The Corniche is the seafront promenade of Abu Dhabi, with a skyline of skyscrapers, parks and the beach. An almost deserted beach by the time we get there, no wonder. We make the superhuman effort of walking 10 minutes outdoors from a Mall at the food of the World Trade Center to step onto the sand. Just enough to dip our hand in the water, which feels, as we suspected, like soup, before moving on to take the bus toward Yas Island.
The skyline is better appreciated, actually, from the peninsula of Al Kasir or Al Lulu Island, which is just in front. Or at least it would be, without the haze.
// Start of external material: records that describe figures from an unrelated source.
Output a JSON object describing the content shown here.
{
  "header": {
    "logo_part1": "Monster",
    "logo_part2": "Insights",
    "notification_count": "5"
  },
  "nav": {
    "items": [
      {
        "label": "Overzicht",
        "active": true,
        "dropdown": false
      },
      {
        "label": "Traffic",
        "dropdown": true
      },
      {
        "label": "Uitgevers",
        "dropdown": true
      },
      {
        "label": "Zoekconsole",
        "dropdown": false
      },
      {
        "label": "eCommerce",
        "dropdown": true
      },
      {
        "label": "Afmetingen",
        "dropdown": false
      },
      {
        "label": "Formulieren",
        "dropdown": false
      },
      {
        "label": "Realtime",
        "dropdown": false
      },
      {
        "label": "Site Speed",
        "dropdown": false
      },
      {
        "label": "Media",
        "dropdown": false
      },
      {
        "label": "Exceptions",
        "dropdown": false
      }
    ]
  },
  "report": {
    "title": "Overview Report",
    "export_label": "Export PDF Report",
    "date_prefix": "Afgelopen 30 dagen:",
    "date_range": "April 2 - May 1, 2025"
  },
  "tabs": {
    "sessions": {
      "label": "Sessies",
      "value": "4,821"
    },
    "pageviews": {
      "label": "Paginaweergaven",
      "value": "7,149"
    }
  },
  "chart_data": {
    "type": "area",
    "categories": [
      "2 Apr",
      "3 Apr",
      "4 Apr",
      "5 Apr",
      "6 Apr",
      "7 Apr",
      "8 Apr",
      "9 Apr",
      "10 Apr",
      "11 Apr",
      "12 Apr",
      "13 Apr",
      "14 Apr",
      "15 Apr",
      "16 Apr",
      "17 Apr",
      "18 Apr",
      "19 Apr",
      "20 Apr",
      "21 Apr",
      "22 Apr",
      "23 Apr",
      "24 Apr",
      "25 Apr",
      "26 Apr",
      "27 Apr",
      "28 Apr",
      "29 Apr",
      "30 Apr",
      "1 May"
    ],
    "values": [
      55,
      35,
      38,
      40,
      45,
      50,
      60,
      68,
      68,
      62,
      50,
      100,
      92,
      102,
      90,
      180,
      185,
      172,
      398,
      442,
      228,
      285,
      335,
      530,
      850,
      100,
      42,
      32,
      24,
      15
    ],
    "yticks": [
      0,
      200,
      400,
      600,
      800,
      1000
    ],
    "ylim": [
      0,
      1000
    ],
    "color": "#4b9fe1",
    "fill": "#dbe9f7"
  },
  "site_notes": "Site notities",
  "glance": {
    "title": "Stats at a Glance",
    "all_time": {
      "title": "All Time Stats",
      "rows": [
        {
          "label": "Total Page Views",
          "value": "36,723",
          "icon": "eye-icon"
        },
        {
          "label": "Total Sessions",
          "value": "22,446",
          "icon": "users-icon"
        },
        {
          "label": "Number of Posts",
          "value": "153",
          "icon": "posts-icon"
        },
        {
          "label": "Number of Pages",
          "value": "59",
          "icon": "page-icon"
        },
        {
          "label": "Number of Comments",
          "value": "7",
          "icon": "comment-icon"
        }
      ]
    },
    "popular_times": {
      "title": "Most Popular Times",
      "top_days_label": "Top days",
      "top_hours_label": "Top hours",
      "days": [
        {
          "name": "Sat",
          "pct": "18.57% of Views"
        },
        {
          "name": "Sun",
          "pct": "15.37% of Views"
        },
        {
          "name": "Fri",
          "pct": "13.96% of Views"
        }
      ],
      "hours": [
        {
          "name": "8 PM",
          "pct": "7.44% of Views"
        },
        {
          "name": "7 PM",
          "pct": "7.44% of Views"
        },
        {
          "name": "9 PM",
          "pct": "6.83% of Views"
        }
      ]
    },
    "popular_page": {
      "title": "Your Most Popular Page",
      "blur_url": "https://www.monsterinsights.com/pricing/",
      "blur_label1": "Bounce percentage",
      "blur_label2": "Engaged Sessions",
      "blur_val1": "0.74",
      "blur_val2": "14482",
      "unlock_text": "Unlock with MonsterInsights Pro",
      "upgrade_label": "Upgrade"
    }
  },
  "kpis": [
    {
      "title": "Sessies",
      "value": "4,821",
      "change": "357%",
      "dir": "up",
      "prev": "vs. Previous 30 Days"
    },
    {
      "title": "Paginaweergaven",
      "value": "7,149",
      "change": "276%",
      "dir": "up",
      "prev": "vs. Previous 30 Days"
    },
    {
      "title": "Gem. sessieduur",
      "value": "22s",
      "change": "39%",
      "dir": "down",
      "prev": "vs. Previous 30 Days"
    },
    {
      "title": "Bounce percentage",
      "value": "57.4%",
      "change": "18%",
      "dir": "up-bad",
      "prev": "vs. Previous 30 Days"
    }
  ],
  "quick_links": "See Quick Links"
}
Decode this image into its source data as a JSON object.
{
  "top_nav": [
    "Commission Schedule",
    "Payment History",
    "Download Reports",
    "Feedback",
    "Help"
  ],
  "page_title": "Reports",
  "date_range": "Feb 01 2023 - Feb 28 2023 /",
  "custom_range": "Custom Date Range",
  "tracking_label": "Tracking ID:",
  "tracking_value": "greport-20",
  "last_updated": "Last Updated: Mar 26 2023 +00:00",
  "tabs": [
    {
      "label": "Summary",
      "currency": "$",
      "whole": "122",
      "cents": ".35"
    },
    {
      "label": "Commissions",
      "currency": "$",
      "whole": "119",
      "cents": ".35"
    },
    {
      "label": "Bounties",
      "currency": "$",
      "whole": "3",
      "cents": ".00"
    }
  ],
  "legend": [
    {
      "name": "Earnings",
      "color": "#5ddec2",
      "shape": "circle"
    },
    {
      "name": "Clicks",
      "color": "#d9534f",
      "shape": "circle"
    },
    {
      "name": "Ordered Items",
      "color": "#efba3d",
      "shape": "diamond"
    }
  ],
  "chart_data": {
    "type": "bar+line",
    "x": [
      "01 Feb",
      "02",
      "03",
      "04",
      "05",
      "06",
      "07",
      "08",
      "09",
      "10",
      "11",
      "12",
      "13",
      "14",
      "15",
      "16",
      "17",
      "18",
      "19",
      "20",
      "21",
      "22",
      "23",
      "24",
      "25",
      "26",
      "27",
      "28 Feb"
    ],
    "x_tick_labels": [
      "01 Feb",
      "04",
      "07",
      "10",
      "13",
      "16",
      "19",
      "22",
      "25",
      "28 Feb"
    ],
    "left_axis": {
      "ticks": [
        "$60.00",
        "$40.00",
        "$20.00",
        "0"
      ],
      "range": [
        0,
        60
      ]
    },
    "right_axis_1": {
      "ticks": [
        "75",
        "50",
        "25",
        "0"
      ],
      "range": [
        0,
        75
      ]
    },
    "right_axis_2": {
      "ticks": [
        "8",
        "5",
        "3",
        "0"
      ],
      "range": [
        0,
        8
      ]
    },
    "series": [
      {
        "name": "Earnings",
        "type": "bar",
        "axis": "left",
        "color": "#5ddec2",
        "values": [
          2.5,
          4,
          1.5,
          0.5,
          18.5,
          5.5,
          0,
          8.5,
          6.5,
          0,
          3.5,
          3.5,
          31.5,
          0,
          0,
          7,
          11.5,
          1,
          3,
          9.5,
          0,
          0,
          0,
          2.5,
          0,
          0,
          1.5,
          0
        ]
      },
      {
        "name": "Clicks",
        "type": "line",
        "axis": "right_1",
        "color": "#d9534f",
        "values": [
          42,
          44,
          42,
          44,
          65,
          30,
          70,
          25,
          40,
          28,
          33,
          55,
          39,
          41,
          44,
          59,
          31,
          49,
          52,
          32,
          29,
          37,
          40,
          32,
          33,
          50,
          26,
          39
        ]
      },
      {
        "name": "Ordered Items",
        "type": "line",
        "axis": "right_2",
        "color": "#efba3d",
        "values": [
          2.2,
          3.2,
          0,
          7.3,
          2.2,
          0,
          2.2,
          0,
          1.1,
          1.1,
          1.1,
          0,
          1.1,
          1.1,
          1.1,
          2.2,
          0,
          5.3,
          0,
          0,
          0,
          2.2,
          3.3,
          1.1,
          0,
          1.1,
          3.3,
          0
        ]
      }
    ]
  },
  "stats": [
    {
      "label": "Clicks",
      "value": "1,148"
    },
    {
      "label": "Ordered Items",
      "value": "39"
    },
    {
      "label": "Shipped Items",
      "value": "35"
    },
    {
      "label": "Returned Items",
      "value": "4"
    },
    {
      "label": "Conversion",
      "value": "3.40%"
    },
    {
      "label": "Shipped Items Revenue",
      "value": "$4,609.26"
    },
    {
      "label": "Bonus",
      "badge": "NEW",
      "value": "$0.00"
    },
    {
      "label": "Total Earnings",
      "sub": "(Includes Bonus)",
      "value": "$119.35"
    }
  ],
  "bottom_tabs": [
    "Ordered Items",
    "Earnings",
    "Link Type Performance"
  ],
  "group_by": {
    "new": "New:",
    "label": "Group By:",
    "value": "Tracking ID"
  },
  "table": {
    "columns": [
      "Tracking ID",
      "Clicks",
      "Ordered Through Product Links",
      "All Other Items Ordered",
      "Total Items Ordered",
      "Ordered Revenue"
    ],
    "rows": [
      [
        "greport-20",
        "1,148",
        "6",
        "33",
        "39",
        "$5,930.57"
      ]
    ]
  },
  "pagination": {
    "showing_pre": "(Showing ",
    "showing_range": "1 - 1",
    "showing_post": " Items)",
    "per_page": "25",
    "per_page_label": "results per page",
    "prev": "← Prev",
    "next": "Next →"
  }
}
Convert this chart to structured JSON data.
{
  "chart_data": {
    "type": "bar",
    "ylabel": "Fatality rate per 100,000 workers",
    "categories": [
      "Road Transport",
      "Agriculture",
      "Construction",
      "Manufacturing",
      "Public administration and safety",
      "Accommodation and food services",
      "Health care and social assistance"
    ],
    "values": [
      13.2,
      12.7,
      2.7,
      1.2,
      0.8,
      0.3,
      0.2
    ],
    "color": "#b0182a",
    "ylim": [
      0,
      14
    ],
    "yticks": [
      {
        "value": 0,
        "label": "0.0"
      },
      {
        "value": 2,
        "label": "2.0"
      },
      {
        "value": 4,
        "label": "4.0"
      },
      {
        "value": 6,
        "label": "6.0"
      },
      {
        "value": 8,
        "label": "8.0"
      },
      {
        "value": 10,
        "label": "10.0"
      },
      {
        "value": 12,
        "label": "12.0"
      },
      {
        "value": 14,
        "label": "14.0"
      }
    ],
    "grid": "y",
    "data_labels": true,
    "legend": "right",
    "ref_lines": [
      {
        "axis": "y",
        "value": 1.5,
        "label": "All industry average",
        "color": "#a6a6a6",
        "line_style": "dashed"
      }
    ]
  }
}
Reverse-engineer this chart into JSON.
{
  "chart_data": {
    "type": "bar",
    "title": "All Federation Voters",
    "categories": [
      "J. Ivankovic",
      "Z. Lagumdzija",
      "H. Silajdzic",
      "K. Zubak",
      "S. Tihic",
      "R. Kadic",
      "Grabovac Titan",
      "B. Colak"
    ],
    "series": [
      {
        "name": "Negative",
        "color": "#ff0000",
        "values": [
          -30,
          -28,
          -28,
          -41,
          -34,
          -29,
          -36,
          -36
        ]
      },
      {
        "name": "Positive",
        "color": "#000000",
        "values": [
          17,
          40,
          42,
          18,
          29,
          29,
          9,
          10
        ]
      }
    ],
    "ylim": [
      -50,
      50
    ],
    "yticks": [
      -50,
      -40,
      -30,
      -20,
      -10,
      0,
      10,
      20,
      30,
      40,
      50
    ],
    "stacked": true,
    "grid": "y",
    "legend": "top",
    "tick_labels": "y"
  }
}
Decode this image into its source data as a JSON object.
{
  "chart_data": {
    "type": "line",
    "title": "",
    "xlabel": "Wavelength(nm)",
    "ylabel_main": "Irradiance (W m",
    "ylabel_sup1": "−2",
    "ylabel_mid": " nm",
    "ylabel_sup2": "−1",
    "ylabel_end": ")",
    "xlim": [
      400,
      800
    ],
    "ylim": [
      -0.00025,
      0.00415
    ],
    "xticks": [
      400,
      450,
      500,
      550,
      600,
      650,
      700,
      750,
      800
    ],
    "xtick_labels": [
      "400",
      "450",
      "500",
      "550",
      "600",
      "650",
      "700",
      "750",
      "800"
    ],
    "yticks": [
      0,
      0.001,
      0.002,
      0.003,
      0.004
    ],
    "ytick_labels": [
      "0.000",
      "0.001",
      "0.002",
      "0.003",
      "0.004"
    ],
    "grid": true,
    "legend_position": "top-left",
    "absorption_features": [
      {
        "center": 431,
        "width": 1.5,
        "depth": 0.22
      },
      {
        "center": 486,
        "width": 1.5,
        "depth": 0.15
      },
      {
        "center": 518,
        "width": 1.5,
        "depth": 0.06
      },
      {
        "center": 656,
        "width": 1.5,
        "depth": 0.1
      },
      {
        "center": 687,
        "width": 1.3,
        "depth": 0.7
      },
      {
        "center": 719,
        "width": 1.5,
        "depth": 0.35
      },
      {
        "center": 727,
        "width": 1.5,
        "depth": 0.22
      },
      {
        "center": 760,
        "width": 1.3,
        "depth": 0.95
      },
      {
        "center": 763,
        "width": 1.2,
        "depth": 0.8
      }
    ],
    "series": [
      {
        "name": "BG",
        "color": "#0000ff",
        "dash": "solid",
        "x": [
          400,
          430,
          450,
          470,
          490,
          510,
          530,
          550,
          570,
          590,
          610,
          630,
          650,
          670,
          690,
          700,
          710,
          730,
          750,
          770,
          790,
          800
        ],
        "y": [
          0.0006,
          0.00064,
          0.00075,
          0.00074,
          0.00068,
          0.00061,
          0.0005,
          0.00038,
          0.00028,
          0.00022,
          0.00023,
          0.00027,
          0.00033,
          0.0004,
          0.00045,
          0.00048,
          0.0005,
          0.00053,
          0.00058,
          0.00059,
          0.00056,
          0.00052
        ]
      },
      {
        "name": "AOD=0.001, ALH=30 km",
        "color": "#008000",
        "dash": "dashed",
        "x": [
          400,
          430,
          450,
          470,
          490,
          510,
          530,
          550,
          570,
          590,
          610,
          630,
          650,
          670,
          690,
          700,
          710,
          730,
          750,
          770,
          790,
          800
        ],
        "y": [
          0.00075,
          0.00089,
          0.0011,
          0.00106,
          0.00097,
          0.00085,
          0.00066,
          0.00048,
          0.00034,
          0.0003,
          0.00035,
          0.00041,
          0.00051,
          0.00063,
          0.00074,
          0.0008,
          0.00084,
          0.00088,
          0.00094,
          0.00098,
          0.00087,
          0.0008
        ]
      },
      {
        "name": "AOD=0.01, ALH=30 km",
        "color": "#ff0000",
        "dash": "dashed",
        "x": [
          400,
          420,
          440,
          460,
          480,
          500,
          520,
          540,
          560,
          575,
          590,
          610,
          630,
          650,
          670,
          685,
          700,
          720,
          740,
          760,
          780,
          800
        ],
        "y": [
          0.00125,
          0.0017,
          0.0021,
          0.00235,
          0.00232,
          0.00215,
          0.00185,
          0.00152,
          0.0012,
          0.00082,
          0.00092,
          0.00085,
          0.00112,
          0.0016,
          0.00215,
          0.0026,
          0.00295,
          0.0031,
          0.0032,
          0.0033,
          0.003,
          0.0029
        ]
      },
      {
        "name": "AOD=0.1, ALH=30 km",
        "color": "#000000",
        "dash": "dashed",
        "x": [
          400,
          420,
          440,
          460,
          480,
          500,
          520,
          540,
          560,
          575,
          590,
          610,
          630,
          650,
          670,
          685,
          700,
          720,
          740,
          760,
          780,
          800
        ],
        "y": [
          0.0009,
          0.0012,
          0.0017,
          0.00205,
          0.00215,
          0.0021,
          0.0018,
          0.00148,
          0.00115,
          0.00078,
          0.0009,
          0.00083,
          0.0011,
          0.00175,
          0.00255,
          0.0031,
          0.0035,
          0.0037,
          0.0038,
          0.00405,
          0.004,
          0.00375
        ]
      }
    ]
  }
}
I imagine there are clear days with a good visibility.
Here we find the theme parks of the city, like Ferrari World, Waterworld o the Warner park (which is actually an indoors park for obvious reasons). We have a different destination though. The Yas Marina F1 Circuit. The reason: Every Tuesday and Sunday from 6pm the track is open for cyclers, runners and walkers, for free. Bikes are also provided at no cost. You just need to register on the Circuit website to get the barcode that gives you access via mobile phone. It is really a massive event, with a festive atmosphere, where you find all sorts of people, from fully equipped bikers to families, to the occasional tourist on flight transfer, like us. My friend takes a bike, but the heat is too much for me and we have two flights to catch after this, so I just walk a bit. There is music and huge water dispensers to freshen up and to refill bottles – crucial as even when the sun is down, the minimum temperature there in summer is 30 degrees Celsius. And humidity is unforgiving. But it’s fun and I get to step on an F1 track. https://www.yasmarinacircuit.com/en/products/whats-on-track/trainyas/
After the bike ride we walk to the main road to take a taxi to the airport. The driver tells us he does not accept credit cards. We only have like 30 dirhams left from our day in the city but luckily our ride ends up costing 28.
Etihad Airways didn’t have a direct flight to Barcelona yet at the time, so we flew to Rome first, but this time we didn’t leave the airport.
Note: Etihad actually opened the BCN-AUH route just a few months later and funny enough I attended the inaugural ceremony at the Airport and also the first anniversary party one year later, where I received, as a gift, a model of a Dreamliner, like the one that took me and Dani to Rome after this day. I gave it to him, and it is still decorating his living room.